Wednesday, July 7, 2004; Page A07
Study Finds Heparin as Effective as New Blood Thinner for Heart Patients
A newer blood thinner is no better than the old standby heparin at treating victims of heart attacks or chest pain, according to two major studies involving nearly 14,000 patients.
The newer drug, enoxaparin, is more convenient to use, but it also caused modest increases in bleeding, the studies found. The studies appear in today's Journal of the American Medical Association. One was funded by enoxaparin's maker, New Jersey-based Aventis Inc.
In an editorial, David Moliterno, chief of cardiovascular medicine at the University of Kentucky at Lexington, said the results "look pretty darn lackluster," given earlier, smaller studies clearly favoring enoxaparin over heparin. He estimated that 30 percent of heart patients receive enoxaparin.

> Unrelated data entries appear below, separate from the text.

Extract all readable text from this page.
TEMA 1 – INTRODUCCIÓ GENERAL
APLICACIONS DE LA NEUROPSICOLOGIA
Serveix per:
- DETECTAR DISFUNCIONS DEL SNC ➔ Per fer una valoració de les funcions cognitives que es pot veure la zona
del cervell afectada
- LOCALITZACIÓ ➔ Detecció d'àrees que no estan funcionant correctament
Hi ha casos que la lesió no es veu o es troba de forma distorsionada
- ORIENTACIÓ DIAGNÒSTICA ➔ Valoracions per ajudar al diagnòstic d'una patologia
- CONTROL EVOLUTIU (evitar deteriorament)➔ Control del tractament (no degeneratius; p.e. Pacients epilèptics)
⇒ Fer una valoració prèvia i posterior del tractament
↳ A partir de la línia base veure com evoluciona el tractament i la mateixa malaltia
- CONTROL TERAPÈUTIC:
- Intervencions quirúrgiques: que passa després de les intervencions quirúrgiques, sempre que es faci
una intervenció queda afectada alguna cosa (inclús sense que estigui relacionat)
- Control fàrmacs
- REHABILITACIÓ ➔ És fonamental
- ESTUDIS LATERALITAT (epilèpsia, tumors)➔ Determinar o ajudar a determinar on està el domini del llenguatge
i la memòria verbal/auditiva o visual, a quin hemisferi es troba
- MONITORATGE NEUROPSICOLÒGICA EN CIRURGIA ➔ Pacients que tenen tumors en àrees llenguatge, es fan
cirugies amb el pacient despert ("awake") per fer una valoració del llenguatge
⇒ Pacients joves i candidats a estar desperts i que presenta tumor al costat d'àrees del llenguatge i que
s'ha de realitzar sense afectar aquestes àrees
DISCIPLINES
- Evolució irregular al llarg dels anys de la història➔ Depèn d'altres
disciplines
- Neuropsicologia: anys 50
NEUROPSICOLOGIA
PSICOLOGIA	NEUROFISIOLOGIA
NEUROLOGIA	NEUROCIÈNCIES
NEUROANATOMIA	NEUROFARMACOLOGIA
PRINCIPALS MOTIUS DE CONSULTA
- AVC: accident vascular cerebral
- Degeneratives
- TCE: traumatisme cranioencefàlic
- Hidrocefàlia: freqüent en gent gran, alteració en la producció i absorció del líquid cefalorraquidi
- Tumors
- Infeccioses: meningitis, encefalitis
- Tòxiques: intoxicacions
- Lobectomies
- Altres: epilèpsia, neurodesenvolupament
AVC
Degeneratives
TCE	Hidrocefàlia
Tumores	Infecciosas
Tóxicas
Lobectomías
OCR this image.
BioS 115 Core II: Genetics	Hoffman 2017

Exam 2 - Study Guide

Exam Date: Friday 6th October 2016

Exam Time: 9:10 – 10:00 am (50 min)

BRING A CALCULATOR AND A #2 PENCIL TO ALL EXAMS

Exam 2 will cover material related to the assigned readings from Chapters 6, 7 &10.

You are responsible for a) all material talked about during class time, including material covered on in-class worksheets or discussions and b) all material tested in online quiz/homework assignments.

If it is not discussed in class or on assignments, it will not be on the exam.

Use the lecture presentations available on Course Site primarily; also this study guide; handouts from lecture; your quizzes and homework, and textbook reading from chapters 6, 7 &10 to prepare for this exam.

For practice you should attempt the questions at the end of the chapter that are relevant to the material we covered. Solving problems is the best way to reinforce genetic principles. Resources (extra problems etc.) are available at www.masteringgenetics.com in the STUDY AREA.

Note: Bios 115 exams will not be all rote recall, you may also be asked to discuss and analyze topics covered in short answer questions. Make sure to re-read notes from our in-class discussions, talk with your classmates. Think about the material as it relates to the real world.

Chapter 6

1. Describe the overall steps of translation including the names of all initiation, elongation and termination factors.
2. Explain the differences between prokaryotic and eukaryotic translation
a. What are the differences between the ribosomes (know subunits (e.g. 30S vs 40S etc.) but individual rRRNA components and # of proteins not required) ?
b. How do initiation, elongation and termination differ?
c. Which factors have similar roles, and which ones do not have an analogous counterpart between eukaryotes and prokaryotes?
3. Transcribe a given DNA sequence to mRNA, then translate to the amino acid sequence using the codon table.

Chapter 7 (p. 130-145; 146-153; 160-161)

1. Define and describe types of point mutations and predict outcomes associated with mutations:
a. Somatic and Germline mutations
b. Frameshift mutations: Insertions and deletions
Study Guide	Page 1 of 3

A third study -- also funded by Aventis -- analyzed results from six studies including the two new ones and found that enoxaparin was more effective than heparin. But other doctors questioned the findings, because the analysis included older data from when treatment practices were different.
Chinese Blame Migratory Birds For Latest Outbreak of Avian Flu
Bird flu has been detected in central China, and the outbreak is being blamed on migratory birds, an Agriculture Ministry official and state media said about four months after China declared victory over the virus.
Authorities have started culling poultry within a 1.9-mile radius of a chicken farm in Chaohu city in Anhui after the highly pathogenic H5N1 strain of bird flu emerged near Chaohu Lake, the official said by telephone. Poultry within a 3.8-mile radius were being vaccinated.
There have been no human infections, the official said.
Migratory birds were to blame, state television said.
"We are concerned about the possible spread of this outbreak, as we are with any outbreak," World Health Organization spokesman Roy Wadia said by telephone, hours after the Chinese government informed the WHO of the outbreak.
Thailand has two new outbreaks of the H5N1 bird flu, which killed eight people in the country earlier this year, Deputy Agriculture Minister Newin Chidchob said. Authorities slaughtered more than 8,000 chickens on the farms and the outbreaks have been brought under control, he said.
Soy Powder Not a Good Substitute For Estrogen Pills, Report Says
A new study casts doubt on the value of soy powder as a substitute for estrogen pills. Dutch researchers said soy did not increase bone density in postmenopausal women and did not improve their memory or cholesterol levels.
Many women and doctors have been looking for alternatives to estrogen because of recent findings linking estrogen-progestin supplements to heart disease, breast cancer and senility. Soy contains compounds called isoflavones that mimic the effects of estrogen, and it was thought that soy, like estrogen, might ward off osteoporosis and relieve other symptoms of menopause.
The study appears in today's Journal of the American Medical Association.
-- From News Reports
© 2004 The Washington Post Company
_____Avian Flu Facts_____
Q. What is avian flu?
A. Avian influenza is an infectious disease of birds caused by type A strains of the influenza virus. The disease, which was first identified in Italy more than 100 years ago, occurs worldwide.
Q. Is avian flu contagious?
A. Yes. All birds are thought to be susceptible to infection with avian influenza, though some species are more resistant to infection than others. The first documented infection of humans with an avian influenza virus occurred in Hong Kong in 1997, when the H5N1 strain caused severe respiratory disease in 18 humans, of whom 6 died.
Q. What are the symptoms of avian flu?
A. Published information on human infection is limited to studies of the 1997 Hong Kong outbreak. Symptoms included fever, sore throat, cough and, in several of the fatal cases, severe respiratory distress secondary to viral pneumonia.
Q. How do you treat avian flu?
A. The quarantining of infected farms and destruction of infected or potentially exposed flocks are standard control measures aimed at preventing spread to other farms and eventual establishment of the virus in a country’s poultry population.
Q. How can you protect yourself against avian flu?
A. Workers involved in the culling of poultry flocks must be protected, by proper clothing and equipment, against infection. These workers should also receive antiviral drugs as a prophylactic measure.
Q. How effective is the vaccine?
A. Vaccination of persons at high risk of exposure to infected poultry, using existing vaccines effective against currently circulating human influenza strains, can reduce the likelihood of co-infection of humans with avian and influenza strains.